While these centres will predominantly focus on learning around mathematics and science, it will also offer students holistic development through counselling and Olympiads.

The courses that Byju’s will offer at its tuition centre will be priced in the range of Rs 3,000 to Rs 3,500 monthly, the company said.

Learnings from Aakash

After the acquisition of Aakash in April 2021, Byju’s has taken its learnings and implemented it for its offline-learning model.

“We have picked up from the hybrid learning model adopted by Aakash during Covid-19, and borrowed bits from how they structure their courses, customer learnings as well as how to drive student engagement in physical classrooms. We have also tried to understand compliances, best operation practices as well as marketing activities for scaling our physical centres,” said Himanshu Bajaj, head of Byju’s Tuition Centre, who joined the company in November last year.

Bajaj added that the company currently has no plans to enter the competitive test preparation segment offline, or target students above grade 10 – areas which are largely covered by Aakash’s offerings.

The company will, however, look to integrate some of its acquisitions, made over the course of last year, on to its offline tuition centres.

Currently, Byju’s is gearing up for its international public listing this year.

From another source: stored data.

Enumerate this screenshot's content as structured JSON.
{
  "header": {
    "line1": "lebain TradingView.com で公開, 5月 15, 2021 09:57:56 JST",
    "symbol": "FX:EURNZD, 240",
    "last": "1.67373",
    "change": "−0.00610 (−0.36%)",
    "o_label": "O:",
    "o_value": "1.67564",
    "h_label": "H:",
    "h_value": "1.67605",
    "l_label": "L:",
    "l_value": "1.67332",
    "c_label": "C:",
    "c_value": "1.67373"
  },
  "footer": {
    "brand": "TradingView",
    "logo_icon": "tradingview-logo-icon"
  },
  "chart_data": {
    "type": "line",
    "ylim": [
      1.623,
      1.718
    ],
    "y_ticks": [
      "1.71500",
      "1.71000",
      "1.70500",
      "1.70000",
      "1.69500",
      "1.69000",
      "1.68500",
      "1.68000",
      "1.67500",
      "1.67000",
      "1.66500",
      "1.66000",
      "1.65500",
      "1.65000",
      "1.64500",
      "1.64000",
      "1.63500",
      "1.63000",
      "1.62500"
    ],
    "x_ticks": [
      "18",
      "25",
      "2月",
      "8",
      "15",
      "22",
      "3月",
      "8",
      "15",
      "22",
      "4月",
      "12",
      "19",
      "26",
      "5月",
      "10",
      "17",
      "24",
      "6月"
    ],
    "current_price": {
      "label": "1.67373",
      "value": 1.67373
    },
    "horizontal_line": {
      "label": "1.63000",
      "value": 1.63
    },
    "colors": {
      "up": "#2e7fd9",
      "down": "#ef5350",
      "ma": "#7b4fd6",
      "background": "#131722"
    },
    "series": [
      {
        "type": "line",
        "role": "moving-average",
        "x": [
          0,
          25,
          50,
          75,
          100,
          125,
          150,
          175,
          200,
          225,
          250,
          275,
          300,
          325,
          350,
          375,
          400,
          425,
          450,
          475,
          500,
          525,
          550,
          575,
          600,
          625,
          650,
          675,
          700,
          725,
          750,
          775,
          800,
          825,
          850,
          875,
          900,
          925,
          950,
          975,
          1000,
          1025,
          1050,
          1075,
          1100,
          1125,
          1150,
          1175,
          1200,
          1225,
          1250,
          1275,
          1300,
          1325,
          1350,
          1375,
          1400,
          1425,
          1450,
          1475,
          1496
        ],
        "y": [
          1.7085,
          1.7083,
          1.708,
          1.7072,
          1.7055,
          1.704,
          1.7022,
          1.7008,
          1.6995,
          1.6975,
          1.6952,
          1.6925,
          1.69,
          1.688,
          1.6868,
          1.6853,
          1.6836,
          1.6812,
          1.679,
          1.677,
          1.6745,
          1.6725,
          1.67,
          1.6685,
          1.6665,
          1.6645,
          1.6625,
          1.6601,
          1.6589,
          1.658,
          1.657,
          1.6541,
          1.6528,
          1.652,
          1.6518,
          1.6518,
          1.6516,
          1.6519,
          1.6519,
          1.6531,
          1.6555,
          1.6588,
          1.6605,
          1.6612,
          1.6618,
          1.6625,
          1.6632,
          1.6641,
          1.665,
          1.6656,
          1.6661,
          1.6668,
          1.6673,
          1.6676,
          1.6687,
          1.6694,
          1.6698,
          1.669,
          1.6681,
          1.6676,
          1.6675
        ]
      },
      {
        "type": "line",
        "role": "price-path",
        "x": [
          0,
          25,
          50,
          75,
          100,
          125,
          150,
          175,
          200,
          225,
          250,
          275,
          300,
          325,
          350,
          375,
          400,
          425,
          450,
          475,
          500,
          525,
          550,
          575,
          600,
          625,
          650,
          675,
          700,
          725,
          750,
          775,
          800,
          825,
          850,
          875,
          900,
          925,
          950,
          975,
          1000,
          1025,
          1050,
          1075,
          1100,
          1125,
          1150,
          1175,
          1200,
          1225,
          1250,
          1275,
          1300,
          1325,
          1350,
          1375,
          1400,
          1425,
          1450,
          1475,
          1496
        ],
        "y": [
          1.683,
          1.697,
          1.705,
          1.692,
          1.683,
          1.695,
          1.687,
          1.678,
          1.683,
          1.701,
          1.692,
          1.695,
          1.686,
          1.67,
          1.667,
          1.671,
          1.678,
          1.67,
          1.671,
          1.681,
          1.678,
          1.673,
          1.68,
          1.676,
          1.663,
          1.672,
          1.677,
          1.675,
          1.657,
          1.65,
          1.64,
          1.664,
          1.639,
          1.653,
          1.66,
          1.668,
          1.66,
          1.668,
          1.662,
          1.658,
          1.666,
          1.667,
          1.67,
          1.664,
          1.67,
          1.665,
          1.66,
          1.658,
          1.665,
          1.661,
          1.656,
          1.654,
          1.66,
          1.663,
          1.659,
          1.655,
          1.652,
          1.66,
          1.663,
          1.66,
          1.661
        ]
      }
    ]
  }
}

The firm is said to be exploring the Special Purpose Acquisition Company (SPAC) route and is in negotiations with at least three such routes including Michael Klein’s Churchill Capital and Michael Dell’s MSD Acquisition Corp, Bloomberg reported last month.

The company raised $1.2 billion in debt in November last year for acquisitions.

Byju’s had made close to nine acquisitions last year, including upskilling platform Great Learning and test preparation platform Toppr.

It also acquired children’s reading platform, Epic and code-learning website, Tynker to fortify its presence in the US market.